Esta realidade se agrava a cada ano que passa. O número
de favelados evoluiu de um milhão e duzentos mil, em
1990, para quase dois milhões no ano de 2000. O número
de cortiços também aumentou. As moradias precárias
nas periferias (áreas não urbanizadas) cresceram
assustadoramente. A população de rua atinge
quase 15 mil pessoas.
Os
fenômenos que geram o drama habitacional na cidade de
São Paulo são vários. Mas a base principal
está:
a) Nos valores miseráveis dos salários. Estes
não cobrem nem um terço das necessidades básicas
dos trabalhadores de baixa renda;
b) No desemprego que atinge 2 milhões de pessoas em
São Paulo. Isto agrava ainda mais a situação
dos trabalhadores sem-teto;
c) Na violenta especulação imobiliária
que eleva o preço dos imóveis e dos aluguéis
(enquanto a inflação medida pelo IPC na vigência
do Plano Real foi de 92,5%, os aluguéis subiram 538,68%);
d) Finanças públicas drenadas para o setor parasitário
(agiotas e rentistas) nacionais e internacionais. Somente
a Prefeitura de São Paulo é obrigada a imobilizar
mais de um bilhão de reais por ano. Juntando os diversos
entes federados, mais de 40% das finanças públicas
vão para os cofres do setor improdutivo.
Estes
fatores combinados excluem os trabalhadores sem-teto das regiões
urbanizadas. São empurrados para a periferia, que não
pode ser considerada área rural e tampouco espaço
urbano, pois não é nem uma coisa, nem outra.
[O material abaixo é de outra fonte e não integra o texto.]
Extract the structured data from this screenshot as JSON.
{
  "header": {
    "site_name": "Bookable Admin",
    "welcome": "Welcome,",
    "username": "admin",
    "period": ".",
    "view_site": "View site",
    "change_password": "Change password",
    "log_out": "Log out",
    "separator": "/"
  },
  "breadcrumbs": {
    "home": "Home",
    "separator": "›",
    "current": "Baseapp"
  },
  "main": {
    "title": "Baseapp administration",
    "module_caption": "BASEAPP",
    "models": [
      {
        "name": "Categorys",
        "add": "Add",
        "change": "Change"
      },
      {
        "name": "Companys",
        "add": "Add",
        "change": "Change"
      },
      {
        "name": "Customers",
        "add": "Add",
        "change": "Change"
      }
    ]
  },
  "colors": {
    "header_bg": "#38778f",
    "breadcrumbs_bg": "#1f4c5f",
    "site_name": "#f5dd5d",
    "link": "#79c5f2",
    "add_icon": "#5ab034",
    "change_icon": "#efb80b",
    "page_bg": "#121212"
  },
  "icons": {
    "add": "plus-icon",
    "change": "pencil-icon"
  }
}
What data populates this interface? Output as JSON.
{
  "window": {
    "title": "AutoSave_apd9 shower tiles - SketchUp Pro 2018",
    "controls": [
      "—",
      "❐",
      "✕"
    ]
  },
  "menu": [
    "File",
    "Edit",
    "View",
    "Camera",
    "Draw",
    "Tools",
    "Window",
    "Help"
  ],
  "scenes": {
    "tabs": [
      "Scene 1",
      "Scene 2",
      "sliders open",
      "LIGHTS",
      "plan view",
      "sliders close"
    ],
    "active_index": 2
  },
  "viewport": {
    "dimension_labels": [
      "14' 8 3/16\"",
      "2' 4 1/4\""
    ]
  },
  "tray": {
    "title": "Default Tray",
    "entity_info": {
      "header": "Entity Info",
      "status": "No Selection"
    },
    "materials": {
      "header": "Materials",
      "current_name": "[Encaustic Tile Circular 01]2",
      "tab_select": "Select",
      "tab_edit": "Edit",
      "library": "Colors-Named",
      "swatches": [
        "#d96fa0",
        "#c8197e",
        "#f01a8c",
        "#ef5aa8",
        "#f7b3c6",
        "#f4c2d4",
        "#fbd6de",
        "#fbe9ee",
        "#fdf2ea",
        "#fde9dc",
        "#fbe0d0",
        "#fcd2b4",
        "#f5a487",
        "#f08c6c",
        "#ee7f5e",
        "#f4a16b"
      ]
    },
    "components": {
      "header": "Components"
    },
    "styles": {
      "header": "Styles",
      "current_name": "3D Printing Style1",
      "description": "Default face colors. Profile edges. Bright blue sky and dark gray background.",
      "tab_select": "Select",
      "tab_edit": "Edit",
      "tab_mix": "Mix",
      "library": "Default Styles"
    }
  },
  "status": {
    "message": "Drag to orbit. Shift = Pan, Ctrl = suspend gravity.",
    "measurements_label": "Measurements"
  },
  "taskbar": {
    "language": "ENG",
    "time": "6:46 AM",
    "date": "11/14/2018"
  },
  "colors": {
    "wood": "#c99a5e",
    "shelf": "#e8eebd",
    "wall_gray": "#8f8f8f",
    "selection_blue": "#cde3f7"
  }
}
Em muitos casos, são áreas de mananciais.
Dados
estatísticos revelam que os trabalhadores de baixa
renda não têm acesso à moradia digna e,
por conseqüência, estão excluídos
das regiões urbanizadas. Enquanto só no Centro
expandido da cidade de São Paulo encontram-se mais
de 400 prédios e terrenos inteiros fechados ou sub-utilizados
por mais de 5 a 15 anos.
O
Censo do IBGE/2000 quantificou a contradição
habitacional da cidade de São Paulo. Ao lado de 420.327
domicílios vazios e ociosos, existem milhões
de trabalhadores sem-teto. A população do centro
da cidade diminuiu em 20%: saíram 101.327 pessoas dessa
região urbanizada nos últimos dez anos, deixando
quase 20 mil domicílios vazios.
A migração de aproximadamente 600 mil pessoas
da cidade de São Paulo para as cidades-dormitórios,
como Itaquaquecetuba, Francisco Morato e Ferraz de Vasconcelos,
obedece à mesma lógica revelada pela tabela
acima.
Ligado
ao fenômeno da expulsão dos trabalhadores de
baixa renda das regiões urbanizadas, acompanha o processo
de constituição de grandes bolsões de
moradias precárias, que são os cortiços
e favelas. Ou seja, os trabalhadores são forçados
a sair de uma situação razoável e, para
fugir do aluguel, vão morar nas favelas, à beira
de rios, áreas de risco ou em habitações
completamente degradadas. Embora estas moradias encontrem-se
na cidade, os trabalhadores vivem amontoados e sem as mínimas
condições de usufruir da vida urbana.
Segundo
o Centro de Estudo da Metrópole, a cada oito dias a
cidade ganha uma nova favela. De 1991 a 2000, foram erguidas
464 favelas. Em média, 74 pessoas se tornavam faveladas
por dia. Enquanto a população da cidade aumentou
no período (1991-2000) em 8%, o número de favelados
cresceu 30%.
Essa
violenta migração interna é provocada
por aqueles fatores apontados: baixo salário, desemprego,
finanças públicas drenadas para o setor parasitário
da economia e especulação imobiliária.
Este último fator, a especulação imobiliária,
impede o acesso dos trabalhadores de baixa renda à
moradia, que ocorre devido aos preços extorsivos das
terras e imóveis. Estes preços inviabilizam
a construção de moradias populares. Assim que
a região recebe investimentos públicos, fica
aparelhada de equipamentos urbanos, e o preço dos imóveis
dobra, assim como os aluguéis sobem de preço.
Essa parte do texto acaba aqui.